Despite Cameron and the Conservative Party being equally guilty and complicit in the recent expenses scandal (manufactured or otherwise), the media has sought to portray the Conservative Party as setting the agenda on Parliamentary expenses (which it has not done). This is so that the furore may be used as a mechanism to allow the Conservatives back into office without proper scrutiny of their policies or those of Government.
We are entering very dangerous territory and our entire British political system faces an enormous challenge. Under the cover of darkness that this scandal has cast across Westminster and engulfed the media, our Government, with the willing compliance of the opposition, are seeking to force through yet further radical constitutional reform. Melanie Phillips in the Spectator argues:
The last thing that should happen is for Parliament to be made even weaker. Yet MPs are apparently themselves doing just that by agreeing to have their financial arrangements removed from Parliamentary control and given to an outside body. But this undermines a key principle of our Parliamentary democracy that Parliament is sovereign and no-one tells it what to do.

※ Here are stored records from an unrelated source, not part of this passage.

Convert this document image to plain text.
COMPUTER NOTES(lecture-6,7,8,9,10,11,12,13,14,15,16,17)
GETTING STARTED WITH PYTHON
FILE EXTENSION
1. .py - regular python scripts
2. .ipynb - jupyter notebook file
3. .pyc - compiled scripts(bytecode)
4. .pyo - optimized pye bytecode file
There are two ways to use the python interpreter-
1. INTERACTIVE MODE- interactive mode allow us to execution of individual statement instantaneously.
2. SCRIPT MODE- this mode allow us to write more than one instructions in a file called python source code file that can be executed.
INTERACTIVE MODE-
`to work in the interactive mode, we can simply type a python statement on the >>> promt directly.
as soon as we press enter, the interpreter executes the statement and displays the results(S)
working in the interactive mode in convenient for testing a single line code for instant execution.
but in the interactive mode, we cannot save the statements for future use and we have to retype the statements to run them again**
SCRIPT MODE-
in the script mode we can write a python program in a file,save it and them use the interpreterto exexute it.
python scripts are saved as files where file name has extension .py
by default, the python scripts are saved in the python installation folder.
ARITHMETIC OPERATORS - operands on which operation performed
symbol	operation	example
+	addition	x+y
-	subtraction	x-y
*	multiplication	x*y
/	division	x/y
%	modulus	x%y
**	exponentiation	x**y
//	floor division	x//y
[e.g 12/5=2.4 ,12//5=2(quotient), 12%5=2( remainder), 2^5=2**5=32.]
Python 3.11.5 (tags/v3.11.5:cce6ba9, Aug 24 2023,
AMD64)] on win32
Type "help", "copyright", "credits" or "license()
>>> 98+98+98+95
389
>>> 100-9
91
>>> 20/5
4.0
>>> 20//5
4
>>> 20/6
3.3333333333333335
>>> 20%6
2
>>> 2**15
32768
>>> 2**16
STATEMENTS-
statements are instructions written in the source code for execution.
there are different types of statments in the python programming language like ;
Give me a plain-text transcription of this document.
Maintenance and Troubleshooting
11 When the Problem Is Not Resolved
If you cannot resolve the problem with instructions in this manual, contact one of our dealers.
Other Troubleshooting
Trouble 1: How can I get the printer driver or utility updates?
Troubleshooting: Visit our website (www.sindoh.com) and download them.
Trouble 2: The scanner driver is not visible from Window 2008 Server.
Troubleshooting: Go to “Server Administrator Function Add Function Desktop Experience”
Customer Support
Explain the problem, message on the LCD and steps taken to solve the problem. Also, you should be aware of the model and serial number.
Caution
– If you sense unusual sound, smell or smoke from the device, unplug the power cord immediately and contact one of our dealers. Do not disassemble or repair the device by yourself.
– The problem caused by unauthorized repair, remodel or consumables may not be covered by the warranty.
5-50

As Dr Richard North had previously remarked – this scandal is a symptom, not the cause of our wider problem. That problem is the constitutional crisis we are now facing which has been mainly brought about by successive Governments and Parliaments who have helped to whittle away our democratic powers and right to self-government. The result has been a public left bewildered and angered by handsome perks for MPs who are not doing their job.
In this way, Nadine Dorries redeemed herself this morning when she rightly remarked that the real fault lies with successive Governments and their Prime Ministers, who have never had the courage publicly to address the issue of MPs’ salaries and their worth. The currently proposed reforms will go no way towards assessing that worth either. One or two MPs might ceremonially be thrown under the bus by their leaders to save the rest, but, fundamentally, nothing much will change at all.
We cannot continue to blithely ignore the overriding issue of sovereignty. Unless our Parliament as an institution is rebuilt and strengthened against the power of Government then it shall remain meaningless and verbose, and these types of financial and political scandal will only perpetuate.